Les indicateurs de l’index

L’index est noté sur 100 points et combine plusieurs indicateurs : l’écart de rémunération entre les femmes et les hommes (40 points), l’écart de taux d’augmentation individuelle (20 points pour les entreprises de plus de 250 salariés ; combiné avec les promotions pour les 50-250), l’écart de taux de promotion pour les plus de 250 salariés (15 points), le pourcentage de salariées augmentées au retour de congé maternité (15 points), et le nombre de femmes dans les dix plus hautes rémunérations (10 points).

La rémunération prise en compte intègre les éléments fixes, les primes, et certaines majorations. Le suivi des heures supplémentaires et des majorations pour travail de nuit ou travail dominical entre dans le calcul de la rémunération de référence, ce qui complexifie l’exercice pour les officines avec gardes.

Le calcul concret et les corrections

Le calcul de l’écart de rémunération se fait par tranche d’âge et par catégorie socioprofessionnelle (CSP). Pour une officine, les catégories les plus représentées sont les pharmaciens, les préparateurs, les rayonnistes et les employés administratifs. Le poids relatif de chaque catégorie dépend de la structure de l’équipe. Une féminisation très forte de la profession de préparateur, par exemple, peut écraser certains indicateurs si la méthode n’est pas correctement appliquée.

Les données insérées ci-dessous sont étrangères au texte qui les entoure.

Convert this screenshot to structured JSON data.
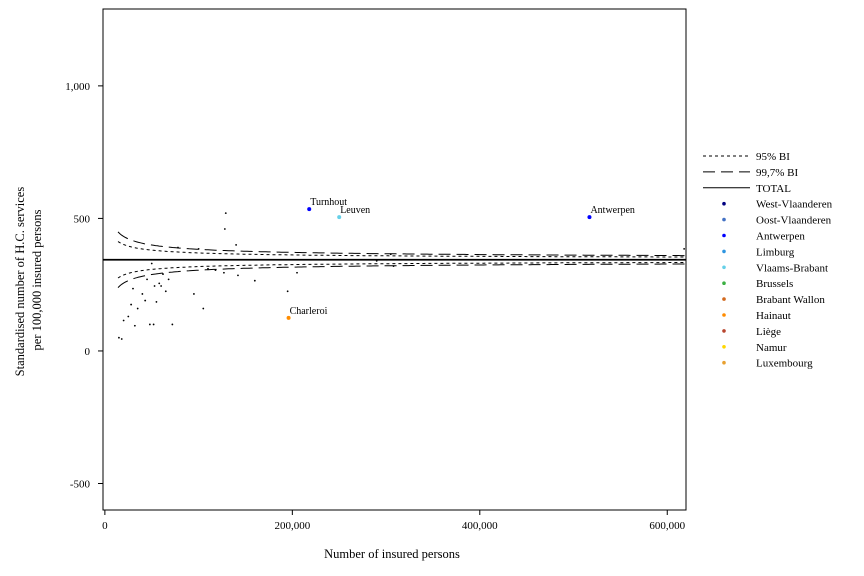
{
  "chart_data": {
    "type": "scatter",
    "xlabel": "Number of insured persons",
    "ylabel_lines": [
      "Standardised number of H.C. services",
      "per 100,000 insured persons"
    ],
    "xlim": [
      -2000,
      620000
    ],
    "ylim": [
      -600,
      1290
    ],
    "x_ticks": [
      0,
      200000,
      400000,
      600000
    ],
    "x_tick_labels": [
      "0",
      "200,000",
      "400,000",
      "600,000"
    ],
    "y_ticks": [
      -500,
      0,
      500,
      1000
    ],
    "y_tick_labels": [
      "-500",
      "0",
      "500",
      "1,000"
    ],
    "total_rate": 344,
    "funnel_scale": 50000,
    "legend": [
      {
        "label": "95% BI",
        "style": "dotted",
        "color": "#000000"
      },
      {
        "label": "99,7% BI",
        "style": "dashed",
        "color": "#000000"
      },
      {
        "label": "TOTAL",
        "style": "solid",
        "color": "#000000"
      },
      {
        "label": "West-Vlaanderen",
        "style": "dot",
        "color": "#000080"
      },
      {
        "label": "Oost-Vlaanderen",
        "style": "dot",
        "color": "#4472c4"
      },
      {
        "label": "Antwerpen",
        "style": "dot",
        "color": "#0000ff"
      },
      {
        "label": "Limburg",
        "style": "dot",
        "color": "#2e95e0"
      },
      {
        "label": "Vlaams-Brabant",
        "style": "dot",
        "color": "#66d0e8"
      },
      {
        "label": "Brussels",
        "style": "dot",
        "color": "#3cb043"
      },
      {
        "label": "Brabant Wallon",
        "style": "dot",
        "color": "#d2691e"
      },
      {
        "label": "Hainaut",
        "style": "dot",
        "color": "#ff8c00"
      },
      {
        "label": "Liège",
        "style": "dot",
        "color": "#b8452e"
      },
      {
        "label": "Namur",
        "style": "dot",
        "color": "#ffd700"
      },
      {
        "label": "Luxembourg",
        "style": "dot",
        "color": "#e8a030"
      }
    ],
    "labeled_points": [
      {
        "label": "Turnhout",
        "x": 218000,
        "y": 535,
        "color": "#0000ff"
      },
      {
        "label": "Leuven",
        "x": 250000,
        "y": 505,
        "color": "#66d0e8"
      },
      {
        "label": "Antwerpen",
        "x": 517000,
        "y": 505,
        "color": "#0000ff"
      },
      {
        "label": "Charleroi",
        "x": 196000,
        "y": 125,
        "color": "#ff8c00"
      }
    ],
    "points": [
      {
        "x": 15000,
        "y": 50
      },
      {
        "x": 18000,
        "y": 45
      },
      {
        "x": 20000,
        "y": 115
      },
      {
        "x": 25000,
        "y": 130
      },
      {
        "x": 28000,
        "y": 175
      },
      {
        "x": 30000,
        "y": 235
      },
      {
        "x": 32000,
        "y": 95
      },
      {
        "x": 35000,
        "y": 160
      },
      {
        "x": 40000,
        "y": 215
      },
      {
        "x": 43000,
        "y": 190
      },
      {
        "x": 45000,
        "y": 270
      },
      {
        "x": 48000,
        "y": 100
      },
      {
        "x": 50000,
        "y": 330
      },
      {
        "x": 52000,
        "y": 100
      },
      {
        "x": 53000,
        "y": 245
      },
      {
        "x": 55000,
        "y": 185
      },
      {
        "x": 58000,
        "y": 255
      },
      {
        "x": 60000,
        "y": 245
      },
      {
        "x": 62000,
        "y": 290
      },
      {
        "x": 65000,
        "y": 225
      },
      {
        "x": 68000,
        "y": 270
      },
      {
        "x": 72000,
        "y": 100
      },
      {
        "x": 78000,
        "y": 390
      },
      {
        "x": 95000,
        "y": 215
      },
      {
        "x": 100000,
        "y": 385
      },
      {
        "x": 105000,
        "y": 160
      },
      {
        "x": 110000,
        "y": 310
      },
      {
        "x": 118000,
        "y": 305
      },
      {
        "x": 127000,
        "y": 295
      },
      {
        "x": 128000,
        "y": 460
      },
      {
        "x": 129000,
        "y": 520
      },
      {
        "x": 140000,
        "y": 400
      },
      {
        "x": 142000,
        "y": 285
      },
      {
        "x": 160000,
        "y": 265
      },
      {
        "x": 195000,
        "y": 225
      },
      {
        "x": 205000,
        "y": 295
      },
      {
        "x": 290000,
        "y": 340
      },
      {
        "x": 305000,
        "y": 365
      },
      {
        "x": 308000,
        "y": 320
      },
      {
        "x": 618000,
        "y": 385
      }
    ]
  }
}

Les comparaisons s’effectuent à âge et CSP équivalents, ce qui suppose un référentiel commun. La cohérence des coefficients et de la grille de salaire est ici déterminante : un coefficient mal positionné introduit un biais structurel dans le calcul de l’index.

La publication et la transmission

L’index doit être publié chaque année avant le 1er mars sur le site internet de l’entreprise, de manière visible et lisible. Il doit également être transmis au CSE, lorsque celui-ci existe, et aux services du ministère du Travail via la plateforme dédiée. La note globale et la note de chaque indicateur sont rendues publiques.

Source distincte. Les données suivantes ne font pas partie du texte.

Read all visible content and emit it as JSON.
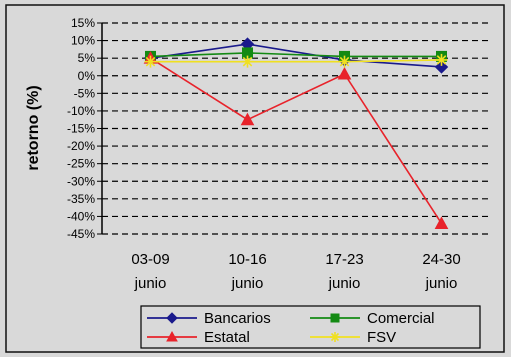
{
  "chart_data": {
    "type": "line",
    "ylabel": "retorno (%)",
    "xlabel": "",
    "ylim": [
      -45,
      15
    ],
    "y_ticks": [
      15,
      10,
      5,
      0,
      -5,
      -10,
      -15,
      -20,
      -25,
      -30,
      -35,
      -40,
      -45
    ],
    "y_tick_labels": [
      "15%",
      "10%",
      "5%",
      "0%",
      "-5%",
      "-10%",
      "-15%",
      "-20%",
      "-25%",
      "-30%",
      "-35%",
      "-40%",
      "-45%"
    ],
    "categories": [
      [
        "03-09",
        "junio"
      ],
      [
        "10-16",
        "junio"
      ],
      [
        "17-23",
        "junio"
      ],
      [
        "24-30",
        "junio"
      ]
    ],
    "grid": true,
    "legend_position": "bottom",
    "series": [
      {
        "name": "Bancarios",
        "values": [
          5,
          9,
          4.5,
          2.5
        ],
        "color": "#1a1a8c",
        "marker": "diamond"
      },
      {
        "name": "Comercial",
        "values": [
          5.5,
          6.5,
          5.5,
          5.5
        ],
        "color": "#138a13",
        "marker": "square"
      },
      {
        "name": "Estatal",
        "values": [
          5,
          -12.5,
          0.5,
          -42
        ],
        "color": "#e8232b",
        "marker": "triangle"
      },
      {
        "name": "FSV",
        "values": [
          4,
          4,
          4,
          4.5
        ],
        "color": "#f0e020",
        "marker": "star"
      }
    ]
  }
}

Pour les entreprises dont la note globale est inférieure à 75 points, des mesures correctrices doivent être définies et publiées dans un délai de trois ans. À défaut, l’entreprise s’expose à une pénalité financière pouvant atteindre 1 % de la masse salariale annuelle.

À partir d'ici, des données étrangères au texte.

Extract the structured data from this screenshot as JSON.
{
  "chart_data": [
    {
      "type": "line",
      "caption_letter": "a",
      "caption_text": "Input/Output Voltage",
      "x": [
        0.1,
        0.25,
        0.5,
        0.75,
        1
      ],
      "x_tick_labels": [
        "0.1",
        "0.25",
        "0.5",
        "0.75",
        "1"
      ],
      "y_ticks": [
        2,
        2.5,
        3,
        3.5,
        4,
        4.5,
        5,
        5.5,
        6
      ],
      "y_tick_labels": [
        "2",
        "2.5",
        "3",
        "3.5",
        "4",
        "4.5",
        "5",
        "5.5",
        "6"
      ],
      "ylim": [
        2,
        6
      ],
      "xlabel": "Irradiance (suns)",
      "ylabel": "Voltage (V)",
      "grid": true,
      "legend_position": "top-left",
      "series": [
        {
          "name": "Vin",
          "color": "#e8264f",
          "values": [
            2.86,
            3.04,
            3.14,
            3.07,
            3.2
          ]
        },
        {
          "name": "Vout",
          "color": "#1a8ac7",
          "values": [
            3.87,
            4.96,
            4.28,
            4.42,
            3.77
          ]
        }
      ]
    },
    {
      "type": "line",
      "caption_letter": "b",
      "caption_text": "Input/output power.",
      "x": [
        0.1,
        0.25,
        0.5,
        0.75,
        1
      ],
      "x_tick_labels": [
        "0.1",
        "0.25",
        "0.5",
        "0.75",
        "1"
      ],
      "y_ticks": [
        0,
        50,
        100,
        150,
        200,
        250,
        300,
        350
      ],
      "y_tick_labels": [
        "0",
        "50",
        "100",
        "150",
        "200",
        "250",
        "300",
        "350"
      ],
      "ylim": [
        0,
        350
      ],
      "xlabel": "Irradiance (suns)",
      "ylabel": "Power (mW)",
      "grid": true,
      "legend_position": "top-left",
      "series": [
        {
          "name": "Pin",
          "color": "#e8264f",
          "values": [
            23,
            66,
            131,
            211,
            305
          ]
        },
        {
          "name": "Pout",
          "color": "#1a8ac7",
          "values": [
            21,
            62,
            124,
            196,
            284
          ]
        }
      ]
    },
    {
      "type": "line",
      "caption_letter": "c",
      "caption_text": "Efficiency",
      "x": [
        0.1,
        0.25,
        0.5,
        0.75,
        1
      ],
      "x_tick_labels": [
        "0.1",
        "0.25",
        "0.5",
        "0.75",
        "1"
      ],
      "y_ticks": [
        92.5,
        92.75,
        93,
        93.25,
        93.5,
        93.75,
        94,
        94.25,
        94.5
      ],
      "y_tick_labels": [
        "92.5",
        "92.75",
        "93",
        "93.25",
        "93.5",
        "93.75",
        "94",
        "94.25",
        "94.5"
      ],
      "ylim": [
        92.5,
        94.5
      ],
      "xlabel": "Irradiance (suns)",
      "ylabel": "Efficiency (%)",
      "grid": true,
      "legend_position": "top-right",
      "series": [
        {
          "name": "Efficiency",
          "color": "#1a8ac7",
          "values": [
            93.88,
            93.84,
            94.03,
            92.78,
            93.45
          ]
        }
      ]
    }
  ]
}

L’articulation avec le reste des obligations RH

L’index s’inscrit dans un ensemble plus large d’obligations sociales qui pèsent sur l’employeur en pharmacie : tenue du registre du personnel, évaluation des risques via le DUERP, suivi du DPC et tenue des entretiens professionnels. Chacune de ces obligations alimente, à terme, la qualité de l’index : un parcours de formation suivi, des promotions tracées, des rattrapages au retour de maternité documentés améliorent mécaniquement la note.

Cas pratique : la situation de retour de maternité

L’indicateur du pourcentage de salariées augmentées au retour de congé maternité est souvent celui sur lequel les officines perdent des points. La règle est pourtant claire : toute salariée de retour de congé maternité doit bénéficier des augmentations générales et de la moyenne des augmentations individuelles perçues pendant son absence par les salariés de la même catégorie. Ce rattrapage doit être formalisé sur le bulletin de paie. Le suivi des absences longues, organisé dans le cadre de la gestion des absences, permet de ne pas oublier ce point au moment de la reprise.

Ce qu’il faut retenir

L’index égalité n’est pas un sujet réservé aux grandes entreprises : dès qu’une structure officinale franchit le seuil de 50 salariés au sens juridique, l’obligation s’applique pleinement. Anticiper le calcul, fiabiliser les coefficients et tracer les augmentations sont les trois leviers principaux pour obtenir une note conforme.